Matteo Musumeci
al Teatro Brancati di Catania
Musicista oramai affermato nel panorama europeo, Matteo Musumeci ogni qualvolta ascoltiamo un suo concerto ci sorprende sempre con nuove ed originali melodie, nuove ed originali elaborazioni ritmiche, nuovi ed originali impasti sonori che nulla hanno da invidiare ad i più agguerriti ed esperti compositori di musica moderna. Il bravo artista catanese pur muovendosi sempre all'interno dei dettami della musica tonale riesce a concepire, progettare ed elaborare con grande nonchalance motivi e temi di una freschezza e di una spontaneità oggi davvero rara. Evitando i contorti intellettualismi della serialità, i molti astrusi acrobatismi dell'atonalità, gli sperimentalismi ed i minimalismi della New Age, Musumeci, che è anche un valente pianista, si torna a proporre come autore che attinge ispirazione dai precordi del cuore, dalla sensiblerie tipicamente mediterranea, diretta, essenziale ed emotivamente pregnante e coinvolgente.
Le sue partiture sono limpide, fluide, levigate, scorrevoli ed allo stesso tempo delicate e tenere. In esse si avverte l'assenza totale di quell'insipido, arido e sterile accademismo che affligge tantissimi, seppur validi, compositori d'oggi, i quali spesso non riescono a creare alcuna empatia con il pubblico, rimanendo chiusi nel loro mondo emotivo, ammesso che ne posseggano uno.

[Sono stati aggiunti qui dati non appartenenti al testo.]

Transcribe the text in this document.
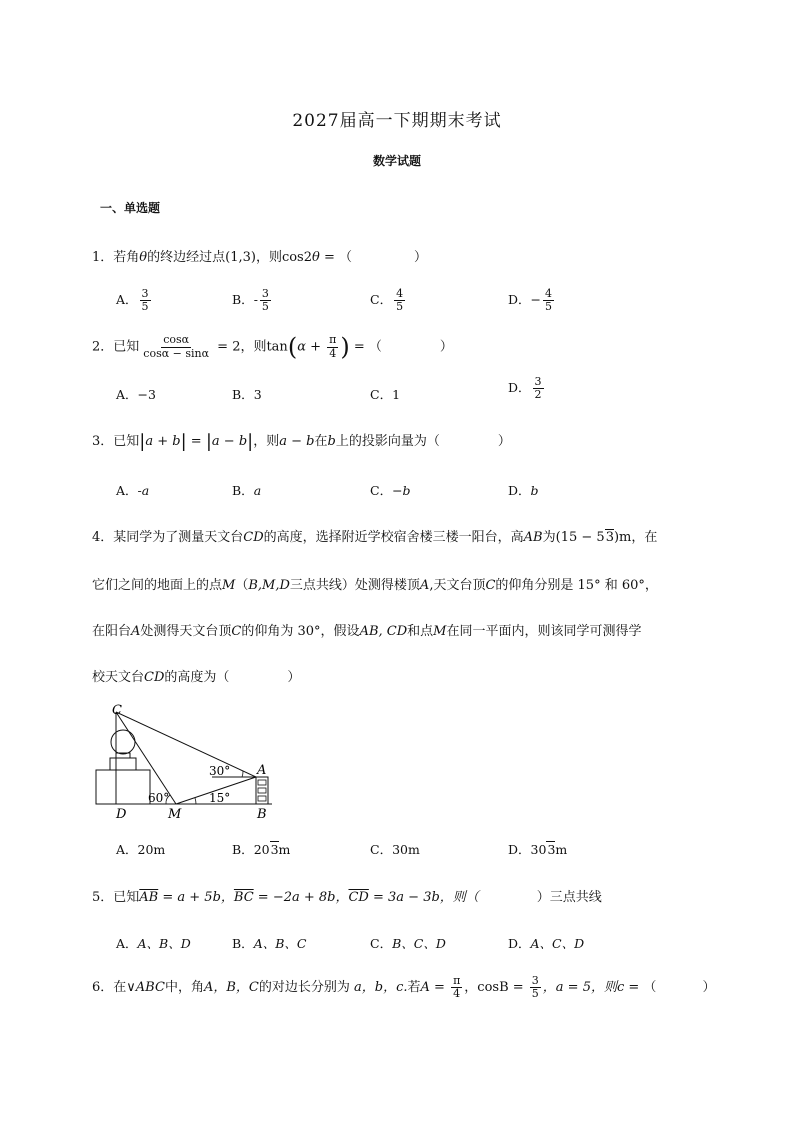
2027届高一下期期末考试
数学试题
一、单选题
1．若角θ的终边经过点(1,3)，则cos2θ = （	）
A． $\frac{3}{5}$	B．- $\frac{3}{5}$	C． $\frac{4}{5}$	D．− $\frac{4}{5}$
2．已知 $\frac{\cos\alpha}{\cos\alpha - \sin\alpha} = 2$，则$\tan(\alpha + \frac{\pi}{4}$ ) = （	）
A．−3	B．3	C．1	D． $\frac{3}{2}$
3．已知|a + b| = |a − b|，则a − b在b上的投影向量为（	）
A．-a	B．a	C．−b	D．b
4．某同学为了测量天文台CD的高度，选择附近学校宿舍楼三楼一阳台，高AB为(15 − 53)m，在
它们之间的地面上的点M（B,M,D三点共线）处测得楼顶A,天文台顶C的仰角分别是 15° 和 60°，
在阳台A处测得天文台顶C的仰角为 30°，假设AB, CD和点M在同一平面内，则该同学可测得学
校天文台CD的高度为（	）
C
A
D	M	B
30°
60°	15°
A．20m	B．203m	C．30m	D．303m
5．已知$\overline{AB} = a + 5b$，$\overline{BC} = -2a + 8b$，$\overline{CD} = 3a - 3b$，则（	）三点共线
A．A、B、D	B．A、B、C	C．B、C、D	D．A、C、D
6．在∨ABC中，角A，B，C的对边长分别为 a，b，c.若$A = \frac{\pi}{4}$ ，$\cos B = \frac{3}{5}$ ，a = 5，则c = （	）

Egli ha così offerto alla gremita platea del teatro Brancati di Catania, il 13 aprile 2011 una gradevolissima performance di sue partiture: la sinfonia senza tempo in La minore Stormy Time (Time one – Time two); la Suite da L'uomo che incontrò se stesso (Piccoli amotri – Aspettando – L'uomo…); la Suite da Classe di ferro (Classe di ferro – il mare – la fuga – Vorrei – Mediterranea); Sud per archi il La minore (Allegro – Molto adagio come una preghiera, Allegro); l'Ouverture da Un siciliano a Parigi; il foglio d'album Claudia; il tango Passo a due; l'Intermezzo dall'opera Aitna e la Suite dall'opera Aitna (Introduzione – Tema di John – Castagno dei cento cavalli – la torre del filosofo – Le grotte – I diavoli – i folletti – John e Aitna – La battaglia fra diavoli e folletti – Finale).
L'orchestra diretta dal maestro Musumeci era formata dagli illustri strumentisti: Gaetano Cristofaro (clarinetti e sassofoni), Alessandro Cortese (primo violino), Emilia Belfiore (secondo violino), Aldo Randazzo (viola), Alessandro Longo (violoncello), Alberto Amato (contrabbasso). Ottavio Anania, scenografo della Scala di Milano, ha dato vita a tenui e delicatissimi acquarelli, creati estemporaneamente sulle musiche e proiettati su uno schermo posto sul boccascena.
Agli entusiastici e calorosissimi applausi del pubblico il compositore ha risposto con due deliziosi accattivanti e coinvolgenti bis.
Giovanni Pasqualino
17/4/2011
La foto del servizio è di Michele Maccarrone.